Avec l’émergence du tourisme balnéaire, certaines villes commencent à accueillir des touristes. Les premières maisons apparaissent en bordure littorale et le cordon dunaire commence à être artificialisé et protégé par des 1ers ouvrages de protection qui fixent le trait de côte.

Années 1960 : une urbanisation massive de la station balnéaire

L’extension de l’urbanisation se dirige vers la mer avec des pavillons qui remplacent des surfaces agricoles. Les premiers campings de bord de mer se développent et on assiste à l’essor de l’ostréiculture. Cette urbanisation a conduit au développement de structures ayant un effet de fixation du trait de côte.

Aujourd’hui : les lotissements récents

L’étalement urbain récent est caractérisé par la construction de lotissements résidentiels en zone littorale, contribuant au développement de stations balnéaires. Le littoral fortement urbanisé concentrent à présent les populations, les biens et activités.

A noter

Plusieurs outils s’avèrent précieux pour mieux appréhender les évolutions historiques des paysages littoraux, de la position du trait de côte, de la dynamique d’urbanisation mais aussi de construction d’ouvrages de protection contre la mer, etc. C’est le cas notamment de :

  • la reconduction de prises de vue historiques, à partir de l’exploitation de cartes postales anciennes
  • la comparaison de photographies aériennes anciennes et actuelles : 1947 et 2020
  • la confrontation de cartes anciennes (cartes dites de Cassini, les cartes « de Vauban », la carte d’État-major et celle du service vicinal)
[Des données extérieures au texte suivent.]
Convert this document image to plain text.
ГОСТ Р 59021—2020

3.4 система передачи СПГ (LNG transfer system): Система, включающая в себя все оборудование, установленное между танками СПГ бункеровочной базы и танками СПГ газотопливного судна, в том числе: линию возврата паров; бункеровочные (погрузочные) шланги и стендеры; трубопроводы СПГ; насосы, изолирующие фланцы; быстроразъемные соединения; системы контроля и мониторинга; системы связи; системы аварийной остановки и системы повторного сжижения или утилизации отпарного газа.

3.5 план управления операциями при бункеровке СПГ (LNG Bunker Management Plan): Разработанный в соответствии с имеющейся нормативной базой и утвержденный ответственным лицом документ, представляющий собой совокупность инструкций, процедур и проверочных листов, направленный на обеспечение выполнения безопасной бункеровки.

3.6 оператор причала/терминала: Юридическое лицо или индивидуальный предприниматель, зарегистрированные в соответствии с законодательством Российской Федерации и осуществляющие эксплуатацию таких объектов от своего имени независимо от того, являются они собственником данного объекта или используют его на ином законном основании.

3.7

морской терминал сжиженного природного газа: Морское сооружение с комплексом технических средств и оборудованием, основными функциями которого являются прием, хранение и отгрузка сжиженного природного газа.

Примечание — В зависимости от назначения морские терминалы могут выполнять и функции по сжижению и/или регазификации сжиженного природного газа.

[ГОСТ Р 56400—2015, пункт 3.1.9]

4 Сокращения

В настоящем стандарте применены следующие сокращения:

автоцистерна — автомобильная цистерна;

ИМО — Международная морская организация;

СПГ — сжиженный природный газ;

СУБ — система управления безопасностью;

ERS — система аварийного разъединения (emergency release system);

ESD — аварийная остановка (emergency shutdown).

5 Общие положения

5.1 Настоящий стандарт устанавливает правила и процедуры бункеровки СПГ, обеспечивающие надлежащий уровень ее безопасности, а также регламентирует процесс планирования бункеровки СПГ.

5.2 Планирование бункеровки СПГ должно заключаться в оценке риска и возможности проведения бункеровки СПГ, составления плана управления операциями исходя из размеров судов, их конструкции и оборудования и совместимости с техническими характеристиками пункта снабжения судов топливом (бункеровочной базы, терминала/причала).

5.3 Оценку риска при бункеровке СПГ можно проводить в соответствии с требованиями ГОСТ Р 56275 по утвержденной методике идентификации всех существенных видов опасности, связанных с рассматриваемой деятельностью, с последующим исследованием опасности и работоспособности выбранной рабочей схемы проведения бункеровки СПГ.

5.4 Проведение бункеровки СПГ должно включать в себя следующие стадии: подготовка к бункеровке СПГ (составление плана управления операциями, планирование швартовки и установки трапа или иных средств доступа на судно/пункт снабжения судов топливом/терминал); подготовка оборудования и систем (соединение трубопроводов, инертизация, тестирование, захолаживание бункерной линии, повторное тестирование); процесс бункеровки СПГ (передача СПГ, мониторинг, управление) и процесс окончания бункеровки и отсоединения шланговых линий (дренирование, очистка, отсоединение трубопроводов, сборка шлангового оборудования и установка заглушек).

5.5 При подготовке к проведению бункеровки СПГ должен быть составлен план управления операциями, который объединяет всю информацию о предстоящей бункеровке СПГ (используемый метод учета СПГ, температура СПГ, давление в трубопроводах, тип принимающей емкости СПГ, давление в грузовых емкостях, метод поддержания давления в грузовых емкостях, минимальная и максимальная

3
On retrouve ces outils sur les applications :

« Approche historique du littoral » développée par le Réseau d’observation du littoral de Normandie et des Hauts-de-France (ROL) « Remonter le temps » développée par l’Institut Géographique Nationale (IGN)

Exemples de comparaison

Photographies aériennes du littoral de Gouville-sur-Mer en 1947 et 2020
Vues sur le banc du sud du havre de Blainville-sur-Mer, depuis le pont de la RD 244, en 1931 et 2021

Les maisons et cabines implantées sur les flèches sableuses du havre de Blainville-sur-mer ont aujourd’hui quasiment toutes disparu. En 2008, une tempête entraîne la disparition de la dune située au nord de la cale de Blainville-sur-mer.